There has been a dramatic increase in the use of continuous reeled tubing (coiled tubing) for drilling operations. Much of this increase can be attributed to improvements in the quality and dimensions of coiled tubing itself - pipe sizes have steadily increased over the years from 1 inch OD to 3½ inch OD and bigger. Other developments have included improved downhole motors and, for directional work, sophisticated survey and orienting tools that can be controlled, in real time, from surface.
Despite these developments, CT drilling is still applied to very few wells, or a tiny percentage of the total drilling market. There are many reasons for this including high equipment and personnel costs, low rates of penetration (ROP), and issues related to the reliability of high-cost "smart" bottom hole assemblies (BHA's) needed for directional work. The idea that CT drilling would offer a cheap alternative to conventional rigs is, and probably will remain, an unfulfilled pipe-dream. However, CT drilling certainly has its place, particularly for vertical well deepening and for slimhole multilateral work. The method presented here provides the opportunity to improve the efficiency and lower the cost of such operations. This paper describes a technique that we call Stimulation While Drilling (SWD), a drilling method that is particularly applicable to the use of coiled tubing. In particular, the method is intended for use in the drilling of multiple short, lateral drainage holes originating in the main borehole and extending outward radially through the reservoir, at one or several depths. However, any hole, including the main borehole itself, can be created using this technique, depending on the lithology. This ability to make large multilateral conduits, at high speed, in underbalanced conditions, if desired, and with no drilling damage offers significant advantages for well construction and completion, particularly in hard carbonate reservoirs.
Unfortunately, coiled tubing is fundamentally ill-suited for use in drilling. The pipe is intrinsically weak and subject to fatigue, it cannot be rotated and it is difficult to apply substantial weight-on-bit. Coiled tubing drilling (CTD) involves "slide drilling" and this is why it is so different from conventional rotary drilling - the cuttings bed is not stirred-up by string rotation.

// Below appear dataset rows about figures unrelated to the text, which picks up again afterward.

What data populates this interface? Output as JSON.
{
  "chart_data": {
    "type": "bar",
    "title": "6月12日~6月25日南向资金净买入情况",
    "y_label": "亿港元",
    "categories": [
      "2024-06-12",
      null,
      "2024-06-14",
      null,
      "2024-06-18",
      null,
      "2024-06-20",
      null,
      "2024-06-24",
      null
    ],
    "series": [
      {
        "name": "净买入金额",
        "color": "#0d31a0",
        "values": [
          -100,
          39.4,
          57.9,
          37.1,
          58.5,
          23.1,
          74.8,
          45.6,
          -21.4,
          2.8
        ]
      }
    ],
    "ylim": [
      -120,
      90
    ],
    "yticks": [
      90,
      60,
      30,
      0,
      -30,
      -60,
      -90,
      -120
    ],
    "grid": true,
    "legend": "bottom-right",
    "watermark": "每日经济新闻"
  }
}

Coiled tubing drilling operations are today typically conducted using downhole motors (powered by mud circulation) connected to rotary drill bits. There have also been developments involving electrically powered downhole motors. Whether hydraulic or electric, these motors can deliver only limited torque to the bit, and it is not uncommon for these devices to stall-out. Furthermore, the coil itself must be protected from the torsional forces to minimise buckling. This makes penetration rates slow (20–40 ft/hr, often less), particularly in hard rocks like limestone and dolomite. At the same time, due to limited ID, circulation rates are low and cuttings transport in the annulus becomes a problem, particularly in horizontal and deviated holes. This necessitates frequent wiper trips to clear settled cuttings to avoid the coil becoming stuck. Apart from wasting time that could otherwise be spent drilling, these wiper trips also shorten string life by increasing fatigue (due to running pipe in and out of the well). In the event that coil does become stuck, it is difficult to retrieve due to limited overpull capacity and the risk of parting pipe.